Fast 30% der Bevölkerung wurden nicht in der Schweiz geboren und – noch bemerkenswerter – 48% der Einwohner haben mindestens einen Elternteil, der im Ausland zur Welt kam. Trotzdem kam es nicht zur Ghettoisierung, der Grad der Durchmischung – sowohl räumlich als auch sozial – ist hoch. Die Kinder der südeuropäischen Immigranten der 1960er Jahre bekleiden heute vielfach verantwortungsvolle Positionen in der Wirtschaft und der Zivilgesellschaft, und auch die Einwanderer der 1990er Jahre aus den Balkanländern sind gut integriert.

Anteil der im Ausland geborenen Einwohner

Arbeitsmarktchancen selbst mit bescheidenen Qualifikationen

Selbstverständlich unterscheiden sich die erwähnten Migrantengruppen stark. Während die Südeuropäer der 1960er Jahre und die Nord- und Westeuropäer der 2000er Jahre wegen der hiesigen Arbeitskräfteknappheit kamen (Pull-Migration), fliehen die heutigen Flüchtlinge vor Konflikten oder wirtschaftlicher Not (Push-Migration).

Auch wenn die Motive für die Wanderung zunehmend verschwimmen, gilt für beide Gruppen das gleiche, im Grunde sehr einfache Rezept für eine erfolgreiche Integration: Der Schlüssel ist der Arbeitsmarkt mit dem ihm vorgelagerten Bildungssystem.
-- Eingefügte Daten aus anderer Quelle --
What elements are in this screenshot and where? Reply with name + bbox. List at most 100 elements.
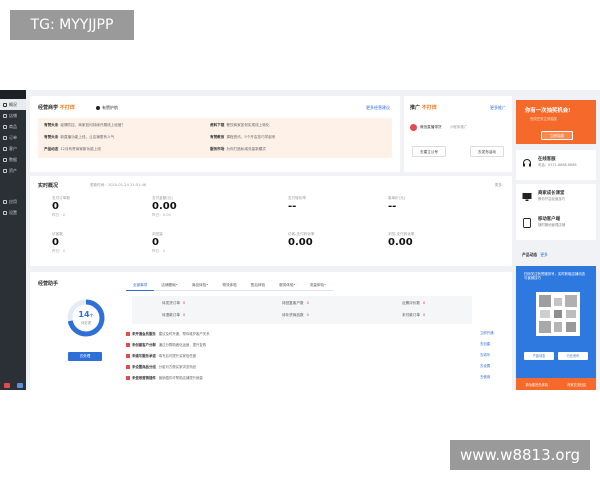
realtime-title: 实时概况 — [38, 183, 59, 189]
sidebar-item-label: 商品 — [9, 123, 17, 129]
ring-center: 14个 待处理 — [78, 310, 94, 326]
task-action-link[interactable]: 去设置 — [480, 363, 490, 370]
todo-ring: 14个 待处理 — [66, 298, 106, 338]
sidebar-item-data[interactable]: 数据 — [0, 154, 26, 165]
gear-icon — [3, 210, 7, 215]
task-action-link[interactable]: 去填写 — [480, 352, 490, 359]
todo-item[interactable]: 近期评价数 0 — [402, 301, 425, 306]
tab-logistics[interactable]: 物流体验 — [215, 280, 244, 291]
sidebar-item-customers[interactable]: 客户 — [0, 143, 26, 154]
tab-all[interactable]: 全部事项 — [126, 280, 155, 291]
list-item[interactable]: 服务市场 为你打造私域流量新模式 — [210, 147, 266, 152]
product-news-more-link[interactable]: 更多 — [540, 252, 548, 257]
alert-icon — [126, 375, 130, 380]
watermark-top: TG: MYYJJPP — [10, 10, 134, 40]
list-item[interactable]: 资料下载 餐饮商家如何实现线上转化 — [210, 123, 270, 128]
task-item: 未创建客户分群 通过分群精细化运营，提升复购 — [126, 341, 206, 348]
watermark-bottom: www.w8813.org — [450, 440, 590, 470]
publish-activity-button[interactable]: 去发布活动 — [470, 146, 504, 157]
live-icon — [410, 124, 417, 131]
todo-item[interactable]: 待发货订单 0 — [162, 301, 185, 306]
industry-news-button[interactable]: 行业资讯 — [558, 352, 588, 360]
order-icon — [3, 135, 7, 140]
tab-goods[interactable]: 商品体验• — [184, 280, 216, 291]
lottery-title: 你有一次抽奖机会! — [525, 108, 571, 114]
stat-visitors: 访客数 0 昨日：0 — [52, 232, 66, 253]
qr-description: 扫码关注有赞服务号，实时获取店铺动态与营销技巧 — [524, 272, 586, 281]
create-account-button[interactable]: 去建立公号 — [412, 146, 446, 157]
task-action-link[interactable]: 去使用 — [480, 374, 490, 381]
monitor-icon — [522, 193, 532, 201]
service-links-card: 商家成长课堂 教你开店经营技巧 移动客户端 随时随地管理店铺 — [516, 184, 596, 240]
qr-code-image — [536, 292, 580, 336]
stat-paid-amount: 支付金额(元) 0.00 昨日：0.00 — [152, 196, 177, 217]
promo-more-link[interactable]: 更多推广 — [490, 105, 506, 111]
notice-list: 有赞头条 疫情防控，商家如何持续开展线上经营？ 资料下载 餐饮商家如何实现线上转化 … — [38, 118, 392, 158]
task-action-link[interactable]: 去创建 — [480, 341, 490, 348]
qr-card-footer: 新功能抢先体验 商家交流社区 — [516, 378, 596, 390]
sidebar-item-settings[interactable]: 设置 — [0, 207, 26, 218]
list-item[interactable]: 产品动态 12月有赞商家新功能上线 — [44, 147, 101, 152]
promotion-panel: 推广 不打烊 更多推广 微信直播带货 小程序推广 去建立公号 去发布活动 — [404, 96, 512, 172]
tab-after-sales[interactable]: 售后体验 — [243, 280, 273, 291]
stat-paid-orders: 支付订单数 0 昨日：0 — [52, 196, 70, 217]
task-item: 未开通会员服务 建议及时开通，帮你维护客户关系 — [126, 330, 210, 337]
sidebar-item-assets[interactable]: 资产 — [0, 165, 26, 176]
notice-more-link[interactable]: 更多经营建议 — [366, 105, 390, 111]
task-action-link[interactable]: 立即开通 — [480, 330, 494, 337]
helper-title: 经营助手 — [38, 281, 59, 287]
tab-service[interactable]: 服务体验• — [272, 280, 303, 291]
product-news-title: 产品动态 更多 — [522, 252, 548, 257]
message-icon[interactable] — [16, 382, 23, 388]
update-time: 更新时间：2020-01-24 23:51:46 — [90, 183, 147, 187]
sidebar-item-overview[interactable]: 概况 — [0, 99, 26, 110]
promo-item[interactable]: 微信直播带货 小程序推广 — [410, 124, 468, 131]
sidebar-item-goods[interactable]: 商品 — [0, 121, 26, 132]
community-link[interactable]: 商家交流社区 — [567, 382, 586, 387]
realtime-more-link[interactable]: 更多 — [495, 183, 502, 188]
admin-dashboard: 概况 店铺 商品 订单 客户 数据 资产 应用 设置 经营商学 不打烊 有赞护航… — [0, 90, 600, 390]
chart-icon — [3, 157, 7, 162]
tab-traffic[interactable]: 流量体验• — [302, 280, 334, 291]
headset-icon — [523, 159, 531, 167]
realtime-overview-panel: 实时概况 更新时间：2020-01-24 23:51:46 更多 支付订单数 0 昨… — [30, 176, 512, 266]
sidebar: 概况 店铺 商品 订单 客户 数据 资产 应用 设置 — [0, 90, 26, 390]
product-news-button[interactable]: 产品动态 — [524, 352, 554, 360]
feature-trial-link[interactable]: 新功能抢先体验 — [526, 382, 548, 387]
todo-grid: 待发货订单 0 待回复客户数 0 近期评价数 0 待退款订单 0 待补货商品数 0 未付款… — [132, 296, 472, 324]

Der offene Arbeitsmarkt erleichterte es neuen Arbeitskräften, einen Job zu finden und diesen zu wechseln (so man sie liess), selbst wenn sie nur über bescheidene Qualifikationen verfügten.

Flankierende Massnahmen überdenken

In diesem Sinn muss die gegenwärtige Tendenz, den Arbeitsmarkt der unteren Qualifikationen mehr zu regulieren und zu kontrollieren, als kontraproduktiv bezeichnet werden. Besonders das Vordringen von branchenspezifischen Mindestlöhnen im Rahmen von allgemein verbindlich erklärten Gesamtarbeitsverträgen wird das Angebot an Tieflohnjobs reduzieren. Zusätzliche Stellen können dann nur über ein stärkeres Wirtschaftswachstum entstehen, das die Verteuerung durch Mindestlöhne ausgleicht. Bleibt dieses aus, wird auf den Ruf nach staatlichen Beschäftigungs- und Integrationsprogrammen nicht lange zu warten sein. Selbst die OECD, die Arbeitsmarktregulierungen sonst nicht besonders abgeneigt ist, erkennt einen Zielkonflikt zwischen der Mindestlohnpolitik und der Integration schlecht qualifizierter Flüchtlinge. Vor dem Hintergrund anschwellender Flüchtlingsstrome sollte die heutige Arbeitsmarktpolitik unter dem Titel «flankierende Massnahmen» überdacht werden. Falls nötig, würden die Empfänger von tiefen Löhnen besser über Subjekthilfen unterstützt als über das Drehen der Lohnschraube.